Who would have thought that research into the behaviour of Greater Flamingos would be so widely reported in the news media? This week the BBC, the Daily Mail and the Telegraph were amongst those who joined Birdguides in featuring our favourite pink birds. How clever of Juan Amat and his co-authors to include a reference to make-up in the title of their paper on the use of uropygial secretions; it certainly grabbed the attention of the headline writers! You can read their full text on-line in Behavioral Ecology and Sociobiology, a Springer journal.

Greater Flamingos occur here throughout the year. There was a failed breeding attempt this year at Lagoa dos Salgados and there have been reports of similar attempts in the past at Castro Marim, but it is as a wintering area that the Algarve is of prime importance.

Not surprisingly, the birds we see here are mostly from the major breeding colonies in France and Spain. Most stay with us through the winter months but some carry on south and we have seen birds in Djoudj National Park in Senegal and in The Gambia that probably came from the Camargue or perhaps from Laguna de Fuente de Piedra, near Malaga.

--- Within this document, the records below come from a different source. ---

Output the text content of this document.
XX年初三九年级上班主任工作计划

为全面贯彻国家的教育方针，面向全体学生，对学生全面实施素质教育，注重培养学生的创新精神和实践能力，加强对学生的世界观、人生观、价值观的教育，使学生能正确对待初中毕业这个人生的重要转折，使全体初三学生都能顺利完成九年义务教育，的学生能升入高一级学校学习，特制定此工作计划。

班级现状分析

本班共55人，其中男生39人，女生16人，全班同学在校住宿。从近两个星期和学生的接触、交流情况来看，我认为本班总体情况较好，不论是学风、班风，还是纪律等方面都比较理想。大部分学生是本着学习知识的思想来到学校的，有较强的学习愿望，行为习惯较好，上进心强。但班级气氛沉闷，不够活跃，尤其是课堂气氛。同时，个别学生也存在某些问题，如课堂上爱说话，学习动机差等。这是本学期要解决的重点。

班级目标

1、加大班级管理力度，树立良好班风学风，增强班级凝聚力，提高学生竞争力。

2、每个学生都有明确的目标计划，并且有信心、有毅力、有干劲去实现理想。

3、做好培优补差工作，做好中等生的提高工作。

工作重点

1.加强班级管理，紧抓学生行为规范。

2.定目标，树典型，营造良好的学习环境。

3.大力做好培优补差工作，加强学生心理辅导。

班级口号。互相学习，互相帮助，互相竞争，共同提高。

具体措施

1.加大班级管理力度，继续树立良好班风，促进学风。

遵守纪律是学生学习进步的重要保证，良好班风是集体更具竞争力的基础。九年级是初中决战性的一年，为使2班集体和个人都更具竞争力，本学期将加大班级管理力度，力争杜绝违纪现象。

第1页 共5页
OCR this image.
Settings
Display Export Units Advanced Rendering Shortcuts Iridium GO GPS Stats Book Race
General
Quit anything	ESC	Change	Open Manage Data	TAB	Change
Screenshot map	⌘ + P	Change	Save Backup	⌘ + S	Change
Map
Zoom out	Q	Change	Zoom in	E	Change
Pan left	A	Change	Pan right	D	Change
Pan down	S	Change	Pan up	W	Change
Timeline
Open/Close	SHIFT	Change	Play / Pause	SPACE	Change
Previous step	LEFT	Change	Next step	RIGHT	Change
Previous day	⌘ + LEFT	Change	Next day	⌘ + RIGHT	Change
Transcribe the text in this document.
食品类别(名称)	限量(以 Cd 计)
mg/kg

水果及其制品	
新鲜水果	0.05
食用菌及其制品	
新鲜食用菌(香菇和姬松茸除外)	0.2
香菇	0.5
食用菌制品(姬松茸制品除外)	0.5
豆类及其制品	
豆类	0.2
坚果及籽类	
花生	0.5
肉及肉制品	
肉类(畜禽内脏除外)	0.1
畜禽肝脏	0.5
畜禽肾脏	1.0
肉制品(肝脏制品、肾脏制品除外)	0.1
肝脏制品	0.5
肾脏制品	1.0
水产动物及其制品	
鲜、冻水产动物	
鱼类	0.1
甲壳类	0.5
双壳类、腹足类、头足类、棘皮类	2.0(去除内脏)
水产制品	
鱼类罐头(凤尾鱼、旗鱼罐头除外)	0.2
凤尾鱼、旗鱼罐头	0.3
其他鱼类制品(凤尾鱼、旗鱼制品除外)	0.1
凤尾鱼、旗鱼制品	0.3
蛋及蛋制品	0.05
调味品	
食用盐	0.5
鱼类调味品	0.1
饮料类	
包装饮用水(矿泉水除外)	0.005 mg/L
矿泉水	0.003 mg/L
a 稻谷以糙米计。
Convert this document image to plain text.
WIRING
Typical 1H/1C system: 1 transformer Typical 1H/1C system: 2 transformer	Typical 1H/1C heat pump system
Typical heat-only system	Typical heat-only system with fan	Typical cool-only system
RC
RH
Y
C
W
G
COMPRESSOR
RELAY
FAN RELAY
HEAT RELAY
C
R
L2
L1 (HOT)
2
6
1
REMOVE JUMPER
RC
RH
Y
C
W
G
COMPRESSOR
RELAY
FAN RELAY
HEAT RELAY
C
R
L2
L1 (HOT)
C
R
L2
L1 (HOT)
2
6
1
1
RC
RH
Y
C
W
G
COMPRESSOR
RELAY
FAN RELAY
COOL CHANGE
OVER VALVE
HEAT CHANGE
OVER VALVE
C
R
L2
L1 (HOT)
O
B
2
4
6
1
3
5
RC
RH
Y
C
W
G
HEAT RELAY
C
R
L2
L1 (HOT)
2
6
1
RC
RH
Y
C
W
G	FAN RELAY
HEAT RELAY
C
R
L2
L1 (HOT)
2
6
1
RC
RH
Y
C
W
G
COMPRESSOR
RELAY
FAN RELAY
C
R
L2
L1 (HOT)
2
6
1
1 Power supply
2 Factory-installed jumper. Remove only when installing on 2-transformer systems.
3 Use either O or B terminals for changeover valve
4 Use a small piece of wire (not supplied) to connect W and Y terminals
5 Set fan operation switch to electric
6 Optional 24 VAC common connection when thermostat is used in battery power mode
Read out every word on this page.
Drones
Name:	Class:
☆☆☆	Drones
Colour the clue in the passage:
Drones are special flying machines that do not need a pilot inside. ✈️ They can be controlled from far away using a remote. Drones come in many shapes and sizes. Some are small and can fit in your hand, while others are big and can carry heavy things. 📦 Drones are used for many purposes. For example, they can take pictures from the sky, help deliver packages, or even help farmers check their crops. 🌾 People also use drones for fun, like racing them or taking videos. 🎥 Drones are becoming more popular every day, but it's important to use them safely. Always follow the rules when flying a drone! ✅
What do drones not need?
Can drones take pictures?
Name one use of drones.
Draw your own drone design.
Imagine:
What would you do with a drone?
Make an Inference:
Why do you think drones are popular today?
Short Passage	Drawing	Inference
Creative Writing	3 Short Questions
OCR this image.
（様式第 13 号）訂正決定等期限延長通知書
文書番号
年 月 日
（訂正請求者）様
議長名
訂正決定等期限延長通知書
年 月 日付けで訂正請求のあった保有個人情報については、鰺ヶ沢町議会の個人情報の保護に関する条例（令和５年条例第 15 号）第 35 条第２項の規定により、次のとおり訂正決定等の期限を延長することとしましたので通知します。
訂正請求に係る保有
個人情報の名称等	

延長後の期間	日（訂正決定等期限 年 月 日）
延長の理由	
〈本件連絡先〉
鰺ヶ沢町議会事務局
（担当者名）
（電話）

It used to be thought that Greater Flamingos paired for life – the Handbook of the Birds of the Western Palearctic says that – but the reality seems to be that many of them choose a new partner each year. Not only that but they may also choose to nest in a different colony from one year to the next.

This week we watched a group of 80 birds here in Tavira that included five colour-ringed individuals, birds that had started life in France, Spain and Italy. Seeing these birds courting and displaying, it wasn’t difficult to see how the interchange between breeding colonies comes about and presumably this must be good for genetic diversity and the health of the population. Amongst the displays, we saw some ‘neck-stretching’ and ‘head-flagging’ and even some ‘wing-saluting’ but it’s probably a little early in the season for the birds to be putting on their make-up. Rest assured, though, that we will be looking out for it!